A tree for Bernadette

Port Republic woman decorates tree for sister

Friday, Dec. 18, 2009


Some people decorate a Christmas tree thinking merely what colors look nice together.

Darlene Huntsman of Port Republic has a bit more on her mind when she decorates hers.

On Sept. 27, 1986, her sister Bernadette Stevenson Caruso disappeared after leaving her job at a jewelry store in Eastpoint Mall in Dundalk.

Stevenson Caruso was on her way to meet friends, something Huntsman said her then 23-year-old sister rarely did, and was never seen again.

Huntsman, 54, said that Stevenson Caruso was scheduled to testify on charges against her estranged husband, who had been dismissed from the Baltimore County Police Department, for domestic abuse two weeks after her disappearance.

Despite being one of seven siblings, Huntsman said she was always very close to her youngest sister.

"She disappeared at 5 [p.m.] and I spoke to her at 3 o'clock that day," Huntsman said.
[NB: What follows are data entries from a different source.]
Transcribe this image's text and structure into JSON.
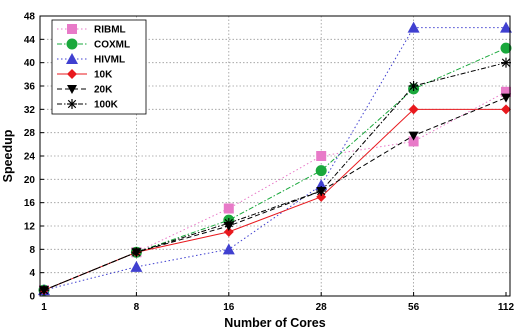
{
  "chart_data": {
    "type": "line",
    "categories": [
      "1",
      "8",
      "16",
      "28",
      "56",
      "112"
    ],
    "xlabel": "Number of Cores",
    "ylabel": "Speedup",
    "ylim": [
      0,
      48
    ],
    "yticks": [
      0,
      4,
      8,
      12,
      16,
      20,
      24,
      28,
      32,
      36,
      40,
      44,
      48
    ],
    "grid": true,
    "legend_position": "top-left",
    "series": [
      {
        "name": "RIBML",
        "color": "#e87ac8",
        "marker": "square",
        "line": "dotted",
        "values": [
          1,
          7.5,
          15,
          24,
          26.5,
          35
        ]
      },
      {
        "name": "COXML",
        "color": "#1aa83c",
        "marker": "circle",
        "line": "dashdot",
        "values": [
          1,
          7.5,
          13,
          21.5,
          35.5,
          42.5
        ]
      },
      {
        "name": "HIVML",
        "color": "#4040d0",
        "marker": "triangle-up",
        "line": "dotted",
        "values": [
          1,
          5,
          8,
          19,
          46,
          46
        ]
      },
      {
        "name": "10K",
        "color": "#e8191e",
        "marker": "diamond",
        "line": "solid",
        "values": [
          1,
          7.5,
          11,
          17,
          32,
          32
        ]
      },
      {
        "name": "20K",
        "color": "#000000",
        "marker": "triangle-down",
        "line": "dashed",
        "values": [
          1,
          7.5,
          12,
          18,
          27.5,
          34
        ]
      },
      {
        "name": "100K",
        "color": "#000000",
        "marker": "asterisk",
        "line": "dashdot",
        "values": [
          1,
          7.5,
          12.5,
          18,
          36,
          40
        ]
      }
    ]
  }
}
Huntsman said the family spent the first Christmas after Stevenson Caruso's disappearance actively looking for her sister; by Christmas of 1987, the family was no longer expecting her to come home.

"I was with her when she bought her ornaments," said Huntsman, who hung onto those ornaments after her sister disappeared.
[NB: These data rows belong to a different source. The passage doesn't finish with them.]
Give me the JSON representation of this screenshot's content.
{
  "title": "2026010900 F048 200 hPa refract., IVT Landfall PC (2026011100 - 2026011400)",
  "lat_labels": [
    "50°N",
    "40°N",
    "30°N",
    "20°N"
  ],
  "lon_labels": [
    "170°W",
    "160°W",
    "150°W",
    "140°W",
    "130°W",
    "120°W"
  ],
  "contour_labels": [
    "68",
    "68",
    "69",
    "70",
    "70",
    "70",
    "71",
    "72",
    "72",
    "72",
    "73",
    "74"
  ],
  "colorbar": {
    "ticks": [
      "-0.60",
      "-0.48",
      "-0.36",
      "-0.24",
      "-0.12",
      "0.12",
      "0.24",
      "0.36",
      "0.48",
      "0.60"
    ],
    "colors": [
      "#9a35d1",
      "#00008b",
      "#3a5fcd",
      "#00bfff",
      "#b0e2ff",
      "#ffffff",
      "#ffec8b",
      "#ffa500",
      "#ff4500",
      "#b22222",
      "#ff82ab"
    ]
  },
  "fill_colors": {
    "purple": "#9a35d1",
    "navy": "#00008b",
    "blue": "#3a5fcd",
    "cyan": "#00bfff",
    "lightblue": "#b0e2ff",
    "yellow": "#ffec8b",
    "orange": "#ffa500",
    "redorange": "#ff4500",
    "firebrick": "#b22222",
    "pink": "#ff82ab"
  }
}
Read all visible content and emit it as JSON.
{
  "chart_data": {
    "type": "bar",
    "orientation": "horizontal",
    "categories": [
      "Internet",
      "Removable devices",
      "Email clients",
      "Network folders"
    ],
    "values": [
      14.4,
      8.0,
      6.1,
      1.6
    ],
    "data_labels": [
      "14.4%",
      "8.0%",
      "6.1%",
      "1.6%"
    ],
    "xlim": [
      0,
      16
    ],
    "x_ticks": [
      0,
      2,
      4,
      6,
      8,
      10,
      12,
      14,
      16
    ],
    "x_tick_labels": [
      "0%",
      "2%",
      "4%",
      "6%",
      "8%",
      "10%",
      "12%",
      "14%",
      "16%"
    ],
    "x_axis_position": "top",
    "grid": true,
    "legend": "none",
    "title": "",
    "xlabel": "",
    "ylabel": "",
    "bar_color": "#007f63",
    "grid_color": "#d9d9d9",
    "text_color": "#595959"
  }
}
For the past 22 years they've gone onto a special Christmas tree Huntsman puts together for Stevenson Caruso every Christmas.
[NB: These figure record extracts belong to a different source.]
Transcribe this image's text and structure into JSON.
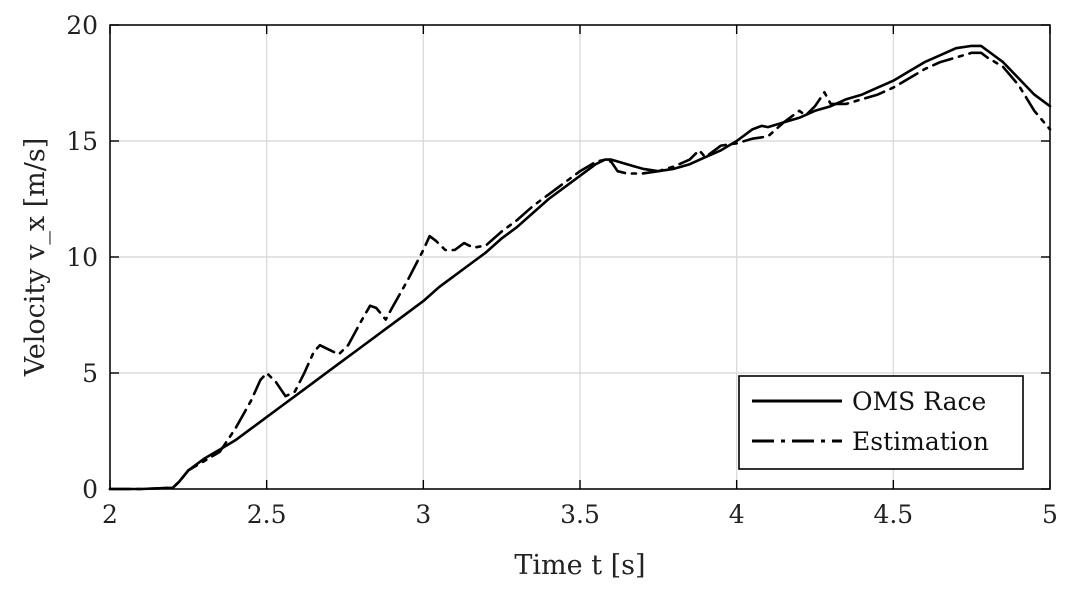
{
  "chart_data": {
    "type": "line",
    "xlabel": "Time t [s]",
    "ylabel": "Velocity v_x [m/s]",
    "xlim": [
      2,
      5
    ],
    "ylim": [
      0,
      20
    ],
    "xticks": [
      2,
      2.5,
      3,
      3.5,
      4,
      4.5,
      5
    ],
    "xtick_labels": [
      "2",
      "2.5",
      "3",
      "3.5",
      "4",
      "4.5",
      "5"
    ],
    "yticks": [
      0,
      5,
      10,
      15,
      20
    ],
    "ytick_labels": [
      "0",
      "5",
      "10",
      "15",
      "20"
    ],
    "grid": true,
    "legend_position": "bottom-right",
    "series": [
      {
        "name": "OMS Race",
        "style": "solid",
        "color": "#000000",
        "x": [
          2.0,
          2.1,
          2.2,
          2.22,
          2.25,
          2.3,
          2.35,
          2.4,
          2.45,
          2.5,
          2.55,
          2.6,
          2.65,
          2.7,
          2.75,
          2.8,
          2.85,
          2.9,
          2.95,
          3.0,
          3.05,
          3.1,
          3.15,
          3.2,
          3.25,
          3.3,
          3.35,
          3.4,
          3.45,
          3.5,
          3.55,
          3.58,
          3.6,
          3.65,
          3.7,
          3.75,
          3.8,
          3.85,
          3.9,
          3.95,
          4.0,
          4.05,
          4.08,
          4.1,
          4.15,
          4.2,
          4.25,
          4.3,
          4.35,
          4.4,
          4.45,
          4.5,
          4.55,
          4.6,
          4.65,
          4.7,
          4.75,
          4.78,
          4.8,
          4.85,
          4.9,
          4.95,
          5.0
        ],
        "y": [
          0.0,
          0.0,
          0.05,
          0.3,
          0.8,
          1.3,
          1.7,
          2.1,
          2.6,
          3.1,
          3.6,
          4.1,
          4.6,
          5.1,
          5.6,
          6.1,
          6.6,
          7.1,
          7.6,
          8.1,
          8.7,
          9.2,
          9.7,
          10.2,
          10.8,
          11.3,
          11.9,
          12.5,
          13.0,
          13.5,
          14.0,
          14.2,
          14.2,
          14.0,
          13.8,
          13.7,
          13.8,
          14.0,
          14.3,
          14.6,
          15.0,
          15.5,
          15.65,
          15.6,
          15.8,
          16.0,
          16.3,
          16.5,
          16.8,
          17.0,
          17.3,
          17.6,
          18.0,
          18.4,
          18.7,
          19.0,
          19.1,
          19.1,
          18.9,
          18.4,
          17.7,
          17.0,
          16.5
        ]
      },
      {
        "name": "Estimation",
        "style": "dashdot",
        "color": "#000000",
        "x": [
          2.0,
          2.1,
          2.2,
          2.22,
          2.25,
          2.3,
          2.35,
          2.4,
          2.45,
          2.48,
          2.5,
          2.53,
          2.56,
          2.59,
          2.62,
          2.65,
          2.67,
          2.7,
          2.73,
          2.76,
          2.8,
          2.83,
          2.85,
          2.88,
          2.9,
          2.95,
          3.0,
          3.02,
          3.04,
          3.07,
          3.1,
          3.13,
          3.16,
          3.2,
          3.25,
          3.3,
          3.35,
          3.4,
          3.45,
          3.5,
          3.55,
          3.58,
          3.6,
          3.62,
          3.65,
          3.7,
          3.75,
          3.8,
          3.85,
          3.88,
          3.9,
          3.95,
          4.0,
          4.05,
          4.1,
          4.15,
          4.2,
          4.22,
          4.25,
          4.28,
          4.3,
          4.35,
          4.4,
          4.45,
          4.5,
          4.55,
          4.6,
          4.65,
          4.7,
          4.75,
          4.78,
          4.8,
          4.85,
          4.9,
          4.95,
          5.0
        ],
        "y": [
          0.0,
          0.0,
          0.05,
          0.3,
          0.8,
          1.2,
          1.6,
          2.6,
          3.8,
          4.7,
          5.0,
          4.6,
          4.0,
          4.2,
          5.0,
          5.9,
          6.2,
          6.0,
          5.8,
          6.2,
          7.2,
          7.9,
          7.8,
          7.3,
          7.8,
          9.0,
          10.3,
          10.9,
          10.7,
          10.3,
          10.3,
          10.6,
          10.4,
          10.5,
          11.1,
          11.6,
          12.2,
          12.7,
          13.2,
          13.7,
          14.1,
          14.2,
          14.1,
          13.7,
          13.6,
          13.6,
          13.7,
          13.9,
          14.2,
          14.6,
          14.3,
          14.8,
          14.9,
          15.1,
          15.2,
          15.8,
          16.3,
          16.1,
          16.5,
          17.1,
          16.6,
          16.6,
          16.8,
          17.0,
          17.3,
          17.7,
          18.1,
          18.4,
          18.6,
          18.8,
          18.8,
          18.6,
          18.2,
          17.4,
          16.3,
          15.5
        ]
      }
    ]
  }
}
"I usually do it with my girls or with my sisters. We have a glass of wine and talk about all the crazy things we did with Bernadette … It doesn't make me sad at all," Huntsman said, explaining, " … It's a link I have to Bernadette even though she's not here. It's something I know she'd appreciate and enjoy."

Huntsman said that despite using all of her sister's ornaments, the tree often features a different theme or color scheme.

She said that one of the earlier themes she used was angels, which Huntsman said she selected once she realized she would not see her sister alive again.

Even so, she said, "We'd like to find Bernadette and lay her to rest."

The annual Christmas tree is just one of the things that the family has done for Stevenson Caruso.

Two and a half years ago they established the Maryland Task Force for the Missing and Unidentified, Adults and Children, along with other families of Maryland's missing persons, law enforcement and representatives from other missing persons networks.

According to a press release, the task force holds public awareness events and brings awareness to the fact that every 30 seconds someone in the U.S. disappears, an average of 850,000 persons per year.

And now, the Christmas tree that Huntsman has decorated for so many years may actually assist the network she set up for her sister.

On a "Bright Holiday Moments" contest on the Web site Brickfish.com, the entry about Bernadette's tree has climbed to sixth place out of about 595 entries, Huntsman said. The deadline to vote in the contest, at http://safetyathome.com/contest/?pbb_qsi=27551785&=ecc_all_PPIMEMAIL, is Dec. 22.

Huntsman said that the contest's reward would be used for the Maryland Task Force for the Missing and Unidentified, Adults and Children.